VICENTE BLASCO IBÁÑEZ
La Bodega



    "Zarandilla, que estaba al lado de don Fernando, le habló del muchacho.
    -Es el Maestrico. Ansí le llaman, por su afición a libros y papeles. Apenas güerve del trabajo, ya está pluma en mano jaciendo palotes.
    Salvatierra se aproximó al Maestrico, y éste volvió la cabeza para mirarle, suspendiendo al instante su tarea. Expresábase con cierta amargura al explicar su deseo de instruirse, quitando horas a su sueño y su descanso. Le habían criado para bestia; a los siete años era ya zagal en los cortijos o pastor en la sierra; hambre, golpes y fatiga.

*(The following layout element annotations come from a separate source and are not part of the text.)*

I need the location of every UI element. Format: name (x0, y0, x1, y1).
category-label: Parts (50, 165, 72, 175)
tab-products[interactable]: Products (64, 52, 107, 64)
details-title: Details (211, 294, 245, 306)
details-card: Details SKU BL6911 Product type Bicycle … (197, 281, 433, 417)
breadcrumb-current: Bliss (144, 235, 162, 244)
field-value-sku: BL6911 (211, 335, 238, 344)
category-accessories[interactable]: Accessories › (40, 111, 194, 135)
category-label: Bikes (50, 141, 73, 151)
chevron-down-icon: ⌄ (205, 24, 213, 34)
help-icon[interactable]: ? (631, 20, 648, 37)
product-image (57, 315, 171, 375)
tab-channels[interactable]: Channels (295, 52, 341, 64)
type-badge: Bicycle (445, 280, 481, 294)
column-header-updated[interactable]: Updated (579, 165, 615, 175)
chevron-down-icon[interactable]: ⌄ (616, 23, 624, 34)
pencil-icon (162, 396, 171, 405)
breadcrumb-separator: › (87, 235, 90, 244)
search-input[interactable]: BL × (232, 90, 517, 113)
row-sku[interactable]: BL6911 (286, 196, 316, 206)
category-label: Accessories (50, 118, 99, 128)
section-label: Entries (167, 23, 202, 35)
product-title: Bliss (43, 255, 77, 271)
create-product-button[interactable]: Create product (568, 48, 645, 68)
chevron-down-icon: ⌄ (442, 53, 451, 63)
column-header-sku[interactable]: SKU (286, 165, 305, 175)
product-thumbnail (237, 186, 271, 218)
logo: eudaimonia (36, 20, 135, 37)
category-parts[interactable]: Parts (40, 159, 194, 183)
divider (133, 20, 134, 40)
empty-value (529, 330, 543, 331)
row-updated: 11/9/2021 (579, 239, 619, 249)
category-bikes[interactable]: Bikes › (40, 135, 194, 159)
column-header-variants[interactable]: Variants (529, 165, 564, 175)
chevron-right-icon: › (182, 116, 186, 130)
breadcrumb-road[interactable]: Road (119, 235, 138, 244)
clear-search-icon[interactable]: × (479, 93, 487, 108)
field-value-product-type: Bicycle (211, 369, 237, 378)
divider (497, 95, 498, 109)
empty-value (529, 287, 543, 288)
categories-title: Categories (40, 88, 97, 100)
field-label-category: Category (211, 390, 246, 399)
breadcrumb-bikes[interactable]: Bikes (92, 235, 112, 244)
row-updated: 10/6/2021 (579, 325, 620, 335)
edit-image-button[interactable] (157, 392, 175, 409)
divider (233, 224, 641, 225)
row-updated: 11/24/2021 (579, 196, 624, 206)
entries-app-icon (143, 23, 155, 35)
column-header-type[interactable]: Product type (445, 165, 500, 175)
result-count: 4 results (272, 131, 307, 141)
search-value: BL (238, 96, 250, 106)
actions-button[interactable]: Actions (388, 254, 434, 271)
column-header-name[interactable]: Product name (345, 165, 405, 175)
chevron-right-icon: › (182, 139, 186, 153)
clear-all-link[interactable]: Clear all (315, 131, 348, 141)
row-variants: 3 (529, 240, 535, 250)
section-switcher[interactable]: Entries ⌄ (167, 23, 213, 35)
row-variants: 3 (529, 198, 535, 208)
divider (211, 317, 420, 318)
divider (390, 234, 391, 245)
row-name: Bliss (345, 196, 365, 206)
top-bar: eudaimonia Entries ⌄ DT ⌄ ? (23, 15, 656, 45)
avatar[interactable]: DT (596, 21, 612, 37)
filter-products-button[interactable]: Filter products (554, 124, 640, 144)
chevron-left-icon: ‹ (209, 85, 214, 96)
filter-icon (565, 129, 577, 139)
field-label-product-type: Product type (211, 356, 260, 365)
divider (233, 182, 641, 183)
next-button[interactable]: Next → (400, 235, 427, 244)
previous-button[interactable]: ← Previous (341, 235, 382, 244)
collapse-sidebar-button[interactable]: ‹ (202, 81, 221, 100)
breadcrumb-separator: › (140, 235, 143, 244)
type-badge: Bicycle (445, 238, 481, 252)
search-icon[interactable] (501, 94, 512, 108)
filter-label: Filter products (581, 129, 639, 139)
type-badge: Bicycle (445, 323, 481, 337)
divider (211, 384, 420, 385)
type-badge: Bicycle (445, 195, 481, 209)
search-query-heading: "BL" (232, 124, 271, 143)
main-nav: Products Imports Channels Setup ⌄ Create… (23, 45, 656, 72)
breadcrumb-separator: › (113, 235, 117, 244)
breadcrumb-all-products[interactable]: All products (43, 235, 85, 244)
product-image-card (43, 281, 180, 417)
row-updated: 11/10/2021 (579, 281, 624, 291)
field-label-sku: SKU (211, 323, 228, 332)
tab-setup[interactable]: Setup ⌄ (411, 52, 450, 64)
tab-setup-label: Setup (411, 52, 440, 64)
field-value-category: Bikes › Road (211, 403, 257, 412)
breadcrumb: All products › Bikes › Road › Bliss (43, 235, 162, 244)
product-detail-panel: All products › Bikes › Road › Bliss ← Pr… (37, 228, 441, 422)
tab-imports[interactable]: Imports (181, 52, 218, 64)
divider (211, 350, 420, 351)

    -Y yo quiero saber, don Fernando; quiero ser hombre y no afrentarme viendo trotar las yeguas en la era y pensando que somos tan irracionales como ellas. Todo lo que nos pasa a los pobres es porque no sabemos.
    Miraba amargamente a sus compañeros, a la gente de la gañanía, satisfecha de su ignorancia, que se burlaba de él llamándole Maestrico, y hasta le tenía por loco viéndole a la vuelta del trabajo deletrear pedazos de periódico o sacar de la faja la pluma y el cuaderno, escribiendo torpemente ante el pálpito del candil. No había tenido maestro: se enseñaba a sí mismo. Sufría al pensar que otros vencían fácilmente con el auxilio ajeno los obstáculos que a él le parecían insuperables. Pero tenía fe y seguía adelante, convencido de que si todos le imitaban cambiaría la suerte de la tierra.
    -El mundo es del que más sabe, ¿verdad, don Fernando? Si los ricos son fuertes y nos pisan y hacen lo que quieren, no es porque tengan el dinero, sino porque saben más que nosotros... Estos infelices se burlan de mí cuando les digo que se instruyan, y me hablan de los ricos de Jerez, que son más bárbaros que los gañanes. ¡Pero eso no es cuenta! Estos ricos que vemos de cerca son unos peleles, y sobre ellos están los otros, los verdaderos ricos, los que saben, los que hacen las leyes del mundo, y sostienen ese intríngulis de que unos cuantos lo tengan todo y la gran mayoría no tenga nada. Si el trabajador supiera lo que ellos, no se dejarían engañar, les haría frente a todas horas, y cuando menos, los obligaría a que se partiesen el poder con él.
    Salvatierra admiraba la fe de este joven que se creía poseedor del remedio para todos los males sufridos por la inmensa horda de la miseria. ¡Instruirse! ¡Ser hombres...! Los explotadores eran unos cuantos miles y los esclavos centenares de millones. Pero apenas peligraban sus privilegios, la Humanidad ignorante encadenada al trabajo era tan imbécil que ella misma se dejaba extraer de su seno los verdugos, los que vistiendo un traje de colorines y echándose el fusil a la cara volvían a restablecer a tiros el régimen de dolor y de hambre, cuyas consecuencias sufrían después, al volver al trabajo. ¡Ay! ¿si los hombres no viviesen ciegos y en la ignorancia, cómo podría mantenerse este absurdo?".